Für die anderen oben aufgeführten Teilbereiche werden ähnlich wie im Bereich "Arbeitsmarkt und Beschäftigung" - leider etwas unverbunden - ausgewählte statistische Erhebungen sowie Erfahrungsberichte aus den verschiedenen Ländern vorgestellt.
Außerdem dokumentiert und kommentiert der Bericht Entwicklungen in der europäischen Politik im Umgang mit ethnischen Minderheiten und Migranten.

In der Einschätzung des ENAR lassen sich im Berichtszeitraum generell folgende Tendenzen feststellen:

  1. Nach Ansicht des Netzwerks beeinträchtigt die Wirtschaftskrise die Situation von Migranten und ethnischen Minderheiten negativ: Die allgemeine Unsicherheit provoziere Ängste, die sich in rassistischem Verhalten niederschlügen. Überdies stünden aufgrund der Krise weniger finanzielle Mittel zur Bekämpfung von Rassismus und Xenophobie zur Verfügung.
  2. Mit Besorgnis wird auf den Erfolg nationalistischer Parteien in Großbritannien, Dänemark, Ungarn, Griechenland und Polen hingewiesen und auf die Zunahme rassistisch motivierter Gewalt.

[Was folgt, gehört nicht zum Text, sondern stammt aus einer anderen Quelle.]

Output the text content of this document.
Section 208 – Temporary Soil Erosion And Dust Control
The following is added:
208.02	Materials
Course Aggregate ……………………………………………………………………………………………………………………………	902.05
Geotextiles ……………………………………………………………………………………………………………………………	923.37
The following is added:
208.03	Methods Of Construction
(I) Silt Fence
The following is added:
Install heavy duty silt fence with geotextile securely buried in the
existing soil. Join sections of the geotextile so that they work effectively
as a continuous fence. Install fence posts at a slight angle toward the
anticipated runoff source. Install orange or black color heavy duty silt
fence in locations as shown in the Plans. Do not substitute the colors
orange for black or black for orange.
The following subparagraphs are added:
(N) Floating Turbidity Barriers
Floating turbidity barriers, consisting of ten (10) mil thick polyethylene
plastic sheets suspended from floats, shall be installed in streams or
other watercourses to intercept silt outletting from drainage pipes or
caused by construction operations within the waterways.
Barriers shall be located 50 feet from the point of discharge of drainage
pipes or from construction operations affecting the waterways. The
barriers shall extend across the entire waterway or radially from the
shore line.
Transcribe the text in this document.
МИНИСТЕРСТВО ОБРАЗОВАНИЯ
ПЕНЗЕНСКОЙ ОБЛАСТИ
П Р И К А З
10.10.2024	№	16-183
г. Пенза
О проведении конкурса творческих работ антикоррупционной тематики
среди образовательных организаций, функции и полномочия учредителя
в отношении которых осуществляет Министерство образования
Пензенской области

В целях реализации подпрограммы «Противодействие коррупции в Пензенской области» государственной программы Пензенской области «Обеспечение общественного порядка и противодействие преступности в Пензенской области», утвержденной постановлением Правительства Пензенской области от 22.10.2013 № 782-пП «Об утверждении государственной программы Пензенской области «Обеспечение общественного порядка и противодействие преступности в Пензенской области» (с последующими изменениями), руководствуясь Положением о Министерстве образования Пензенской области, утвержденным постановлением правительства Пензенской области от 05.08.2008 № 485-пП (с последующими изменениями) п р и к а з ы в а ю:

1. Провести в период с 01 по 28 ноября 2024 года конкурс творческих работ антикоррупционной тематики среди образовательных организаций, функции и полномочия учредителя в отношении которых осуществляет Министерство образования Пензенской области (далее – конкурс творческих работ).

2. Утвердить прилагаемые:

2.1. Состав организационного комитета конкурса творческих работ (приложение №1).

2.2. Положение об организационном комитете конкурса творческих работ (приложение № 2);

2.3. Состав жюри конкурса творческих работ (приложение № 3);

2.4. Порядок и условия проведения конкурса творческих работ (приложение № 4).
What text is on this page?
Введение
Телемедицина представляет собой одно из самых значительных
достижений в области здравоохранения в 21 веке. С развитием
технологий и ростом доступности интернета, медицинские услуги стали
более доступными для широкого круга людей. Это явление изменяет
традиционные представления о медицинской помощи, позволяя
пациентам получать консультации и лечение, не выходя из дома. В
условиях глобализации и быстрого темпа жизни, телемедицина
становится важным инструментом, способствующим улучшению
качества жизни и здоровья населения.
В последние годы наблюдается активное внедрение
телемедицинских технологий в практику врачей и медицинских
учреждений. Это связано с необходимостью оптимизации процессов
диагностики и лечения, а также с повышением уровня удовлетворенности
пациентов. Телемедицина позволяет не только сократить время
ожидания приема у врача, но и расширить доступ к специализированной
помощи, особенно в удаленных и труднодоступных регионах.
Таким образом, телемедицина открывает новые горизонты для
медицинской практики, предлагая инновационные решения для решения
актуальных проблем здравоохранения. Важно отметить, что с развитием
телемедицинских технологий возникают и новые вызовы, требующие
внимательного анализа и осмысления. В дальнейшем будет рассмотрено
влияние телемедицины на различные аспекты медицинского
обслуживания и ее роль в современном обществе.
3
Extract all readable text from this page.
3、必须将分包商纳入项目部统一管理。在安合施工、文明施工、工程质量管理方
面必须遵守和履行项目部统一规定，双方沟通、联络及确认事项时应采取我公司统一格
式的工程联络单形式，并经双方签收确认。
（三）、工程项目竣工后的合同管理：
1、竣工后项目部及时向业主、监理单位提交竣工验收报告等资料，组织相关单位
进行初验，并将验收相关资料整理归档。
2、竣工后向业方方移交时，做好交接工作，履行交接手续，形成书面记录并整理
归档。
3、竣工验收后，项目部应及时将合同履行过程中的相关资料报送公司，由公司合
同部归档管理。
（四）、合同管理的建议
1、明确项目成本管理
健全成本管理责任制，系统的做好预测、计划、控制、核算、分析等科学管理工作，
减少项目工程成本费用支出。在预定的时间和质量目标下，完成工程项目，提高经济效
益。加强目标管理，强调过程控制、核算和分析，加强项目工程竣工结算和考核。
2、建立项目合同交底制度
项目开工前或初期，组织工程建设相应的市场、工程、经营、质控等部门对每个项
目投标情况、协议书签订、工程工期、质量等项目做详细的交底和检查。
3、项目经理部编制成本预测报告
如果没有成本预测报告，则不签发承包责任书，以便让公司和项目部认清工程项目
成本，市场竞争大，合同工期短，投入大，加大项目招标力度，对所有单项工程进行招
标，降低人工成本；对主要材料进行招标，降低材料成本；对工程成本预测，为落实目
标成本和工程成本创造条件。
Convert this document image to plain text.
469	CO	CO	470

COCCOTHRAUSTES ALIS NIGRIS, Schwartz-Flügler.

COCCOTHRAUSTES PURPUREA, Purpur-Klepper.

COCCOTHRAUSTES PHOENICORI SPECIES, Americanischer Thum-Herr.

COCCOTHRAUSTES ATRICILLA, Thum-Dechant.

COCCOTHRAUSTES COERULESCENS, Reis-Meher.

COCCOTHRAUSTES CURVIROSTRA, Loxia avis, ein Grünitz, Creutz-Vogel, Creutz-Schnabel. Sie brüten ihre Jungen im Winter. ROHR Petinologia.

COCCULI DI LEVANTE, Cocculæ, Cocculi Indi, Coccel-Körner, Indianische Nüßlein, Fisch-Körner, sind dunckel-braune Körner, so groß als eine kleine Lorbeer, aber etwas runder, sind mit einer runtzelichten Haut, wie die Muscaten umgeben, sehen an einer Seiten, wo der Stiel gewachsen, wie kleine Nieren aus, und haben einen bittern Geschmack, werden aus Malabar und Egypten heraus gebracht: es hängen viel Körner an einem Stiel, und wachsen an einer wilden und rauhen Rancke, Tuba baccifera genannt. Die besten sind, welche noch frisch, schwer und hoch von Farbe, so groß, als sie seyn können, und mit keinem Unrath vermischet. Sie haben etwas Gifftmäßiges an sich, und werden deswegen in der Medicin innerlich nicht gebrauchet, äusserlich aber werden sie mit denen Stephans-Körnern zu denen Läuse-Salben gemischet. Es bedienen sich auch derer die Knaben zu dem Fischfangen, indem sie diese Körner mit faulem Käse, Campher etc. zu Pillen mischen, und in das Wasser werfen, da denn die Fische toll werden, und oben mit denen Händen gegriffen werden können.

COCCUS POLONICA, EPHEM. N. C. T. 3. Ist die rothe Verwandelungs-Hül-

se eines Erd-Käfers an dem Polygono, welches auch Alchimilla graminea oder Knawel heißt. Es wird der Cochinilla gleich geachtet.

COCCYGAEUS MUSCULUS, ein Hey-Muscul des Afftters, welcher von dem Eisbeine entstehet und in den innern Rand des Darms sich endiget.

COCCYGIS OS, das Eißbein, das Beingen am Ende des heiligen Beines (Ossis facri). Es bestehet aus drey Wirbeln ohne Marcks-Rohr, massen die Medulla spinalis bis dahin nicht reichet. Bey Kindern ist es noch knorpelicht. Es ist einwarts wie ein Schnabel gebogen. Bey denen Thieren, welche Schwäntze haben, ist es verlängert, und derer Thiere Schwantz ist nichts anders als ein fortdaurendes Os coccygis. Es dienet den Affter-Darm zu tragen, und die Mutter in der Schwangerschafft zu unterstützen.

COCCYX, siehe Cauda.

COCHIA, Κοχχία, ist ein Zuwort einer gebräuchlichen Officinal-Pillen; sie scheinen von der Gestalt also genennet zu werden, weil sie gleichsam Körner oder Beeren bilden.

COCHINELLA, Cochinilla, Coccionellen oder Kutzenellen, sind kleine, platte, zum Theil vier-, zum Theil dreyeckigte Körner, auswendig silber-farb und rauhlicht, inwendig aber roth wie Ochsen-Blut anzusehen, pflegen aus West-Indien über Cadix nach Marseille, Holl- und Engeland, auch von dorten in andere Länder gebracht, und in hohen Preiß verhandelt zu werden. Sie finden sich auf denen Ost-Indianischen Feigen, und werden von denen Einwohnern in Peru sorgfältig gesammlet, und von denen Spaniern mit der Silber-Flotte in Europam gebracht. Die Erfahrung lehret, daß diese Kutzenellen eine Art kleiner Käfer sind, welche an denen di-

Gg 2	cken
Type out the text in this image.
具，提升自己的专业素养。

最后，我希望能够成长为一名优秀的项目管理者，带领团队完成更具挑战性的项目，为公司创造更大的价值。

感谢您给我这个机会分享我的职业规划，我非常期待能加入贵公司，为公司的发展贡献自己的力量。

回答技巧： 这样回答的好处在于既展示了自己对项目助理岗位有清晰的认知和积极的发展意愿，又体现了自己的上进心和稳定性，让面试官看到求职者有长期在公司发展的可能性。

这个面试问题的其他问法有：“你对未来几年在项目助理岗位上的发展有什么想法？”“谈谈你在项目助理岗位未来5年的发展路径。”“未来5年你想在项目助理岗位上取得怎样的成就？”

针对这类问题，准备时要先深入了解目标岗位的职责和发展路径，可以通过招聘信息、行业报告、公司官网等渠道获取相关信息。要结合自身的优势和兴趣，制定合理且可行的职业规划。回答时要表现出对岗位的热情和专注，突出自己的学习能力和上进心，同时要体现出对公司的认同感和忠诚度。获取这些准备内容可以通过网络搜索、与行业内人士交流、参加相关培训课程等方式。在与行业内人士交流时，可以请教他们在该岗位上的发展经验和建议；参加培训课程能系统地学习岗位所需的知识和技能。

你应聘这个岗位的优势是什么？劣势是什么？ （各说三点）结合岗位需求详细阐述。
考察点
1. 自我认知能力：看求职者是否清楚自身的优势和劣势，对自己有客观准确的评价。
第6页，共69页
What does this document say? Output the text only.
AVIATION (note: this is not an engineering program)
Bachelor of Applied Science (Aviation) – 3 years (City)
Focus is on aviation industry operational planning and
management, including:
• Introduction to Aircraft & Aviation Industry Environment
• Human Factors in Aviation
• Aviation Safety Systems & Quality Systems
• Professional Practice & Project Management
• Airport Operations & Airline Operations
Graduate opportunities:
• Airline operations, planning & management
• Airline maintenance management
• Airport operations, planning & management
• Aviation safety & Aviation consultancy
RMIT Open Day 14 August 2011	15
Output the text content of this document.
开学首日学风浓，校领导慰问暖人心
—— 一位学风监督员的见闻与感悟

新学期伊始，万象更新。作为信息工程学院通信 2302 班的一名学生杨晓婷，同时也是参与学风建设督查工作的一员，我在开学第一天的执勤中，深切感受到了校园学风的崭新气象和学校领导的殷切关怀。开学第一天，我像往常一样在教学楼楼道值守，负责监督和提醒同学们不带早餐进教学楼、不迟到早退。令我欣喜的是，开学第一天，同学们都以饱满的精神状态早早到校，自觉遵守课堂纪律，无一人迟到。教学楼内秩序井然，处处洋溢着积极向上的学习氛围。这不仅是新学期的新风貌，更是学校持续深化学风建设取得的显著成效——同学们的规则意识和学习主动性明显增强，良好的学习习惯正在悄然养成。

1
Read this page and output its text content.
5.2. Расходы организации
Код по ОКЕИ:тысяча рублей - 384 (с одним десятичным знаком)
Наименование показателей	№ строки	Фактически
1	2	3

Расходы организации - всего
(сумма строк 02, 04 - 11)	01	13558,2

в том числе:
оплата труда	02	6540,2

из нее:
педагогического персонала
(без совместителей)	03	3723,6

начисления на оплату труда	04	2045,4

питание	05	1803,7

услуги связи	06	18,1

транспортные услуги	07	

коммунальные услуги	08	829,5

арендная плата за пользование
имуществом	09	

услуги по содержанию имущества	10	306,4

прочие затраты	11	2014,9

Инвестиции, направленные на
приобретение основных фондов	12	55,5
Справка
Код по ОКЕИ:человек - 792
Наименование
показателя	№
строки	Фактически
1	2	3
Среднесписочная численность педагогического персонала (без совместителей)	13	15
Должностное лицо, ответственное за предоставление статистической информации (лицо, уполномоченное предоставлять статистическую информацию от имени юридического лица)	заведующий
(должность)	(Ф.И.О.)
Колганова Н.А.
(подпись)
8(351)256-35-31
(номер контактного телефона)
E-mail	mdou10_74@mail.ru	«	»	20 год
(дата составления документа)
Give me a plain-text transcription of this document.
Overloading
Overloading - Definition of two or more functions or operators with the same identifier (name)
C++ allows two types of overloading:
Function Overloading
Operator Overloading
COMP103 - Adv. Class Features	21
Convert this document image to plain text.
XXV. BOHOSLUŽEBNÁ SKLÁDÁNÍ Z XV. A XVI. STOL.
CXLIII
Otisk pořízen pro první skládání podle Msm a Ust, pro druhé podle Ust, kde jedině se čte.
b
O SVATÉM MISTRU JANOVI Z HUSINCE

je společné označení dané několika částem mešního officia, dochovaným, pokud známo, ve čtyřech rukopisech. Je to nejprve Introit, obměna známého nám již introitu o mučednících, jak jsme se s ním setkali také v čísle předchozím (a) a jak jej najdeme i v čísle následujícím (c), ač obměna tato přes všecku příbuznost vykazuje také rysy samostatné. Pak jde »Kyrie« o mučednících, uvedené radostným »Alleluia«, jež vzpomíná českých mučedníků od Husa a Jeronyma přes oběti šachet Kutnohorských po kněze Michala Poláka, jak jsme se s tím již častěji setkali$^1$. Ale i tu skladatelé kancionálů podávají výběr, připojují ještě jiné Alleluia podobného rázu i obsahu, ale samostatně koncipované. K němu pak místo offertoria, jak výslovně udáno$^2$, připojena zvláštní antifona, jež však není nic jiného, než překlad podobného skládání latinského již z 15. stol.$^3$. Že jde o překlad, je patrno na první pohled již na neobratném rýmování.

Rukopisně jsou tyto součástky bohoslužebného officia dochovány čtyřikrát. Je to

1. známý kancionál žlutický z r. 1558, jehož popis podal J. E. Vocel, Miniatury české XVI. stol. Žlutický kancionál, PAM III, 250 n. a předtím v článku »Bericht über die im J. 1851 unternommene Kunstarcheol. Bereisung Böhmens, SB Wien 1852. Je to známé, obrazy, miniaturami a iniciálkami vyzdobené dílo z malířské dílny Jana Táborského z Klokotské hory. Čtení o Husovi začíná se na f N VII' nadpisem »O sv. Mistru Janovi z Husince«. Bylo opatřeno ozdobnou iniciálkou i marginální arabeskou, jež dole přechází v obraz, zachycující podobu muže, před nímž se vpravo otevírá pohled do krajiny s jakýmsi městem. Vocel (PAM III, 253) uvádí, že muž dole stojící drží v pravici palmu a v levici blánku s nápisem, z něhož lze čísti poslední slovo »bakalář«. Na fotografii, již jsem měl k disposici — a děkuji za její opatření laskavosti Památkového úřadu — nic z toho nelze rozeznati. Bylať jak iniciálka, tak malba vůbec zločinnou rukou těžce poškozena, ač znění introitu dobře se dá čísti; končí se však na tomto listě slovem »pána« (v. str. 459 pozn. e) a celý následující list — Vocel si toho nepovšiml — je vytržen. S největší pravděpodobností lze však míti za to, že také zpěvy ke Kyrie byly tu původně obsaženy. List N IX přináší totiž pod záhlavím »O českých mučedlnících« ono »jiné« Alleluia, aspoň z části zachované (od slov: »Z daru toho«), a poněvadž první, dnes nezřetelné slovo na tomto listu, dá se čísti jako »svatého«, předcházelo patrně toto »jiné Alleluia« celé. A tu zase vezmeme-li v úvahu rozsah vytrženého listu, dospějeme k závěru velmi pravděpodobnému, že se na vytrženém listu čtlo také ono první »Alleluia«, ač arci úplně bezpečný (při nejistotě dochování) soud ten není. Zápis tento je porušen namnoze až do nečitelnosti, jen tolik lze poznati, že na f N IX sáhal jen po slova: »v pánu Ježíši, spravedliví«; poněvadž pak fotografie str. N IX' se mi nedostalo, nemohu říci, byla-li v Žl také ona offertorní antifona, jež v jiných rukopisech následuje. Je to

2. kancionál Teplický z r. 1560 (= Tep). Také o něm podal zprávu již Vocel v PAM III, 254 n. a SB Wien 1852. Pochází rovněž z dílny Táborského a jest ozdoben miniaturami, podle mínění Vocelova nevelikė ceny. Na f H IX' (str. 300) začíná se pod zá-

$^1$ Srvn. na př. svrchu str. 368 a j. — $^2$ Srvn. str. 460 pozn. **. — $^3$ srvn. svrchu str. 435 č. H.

  3. Die Richtlinie zur Anwendung des Gleichbehandlungsgrundsatzes ohne Unterschied der Rasse oder der ethnischen Herkunft wird nach Ansicht des ENAR noch zu wenig in die Praxis umgesetzt.
  4. Schließlich setzt sich nach Beobachtung des ENAR zunehmend eine restriktive Migrationspolitik durch. Angehörigen ethnischer Minderheiten würde vorgeworfen, zu wenig für ihre Interessen einzutreten und sich kaum zu integrieren. Übersehen würde dabei, dass aufgrund von Diskriminierung und Gewalt im öffentlichen Raum deren gesellschaftliche Teilhabe erschwert oder ausgeschlossen ist.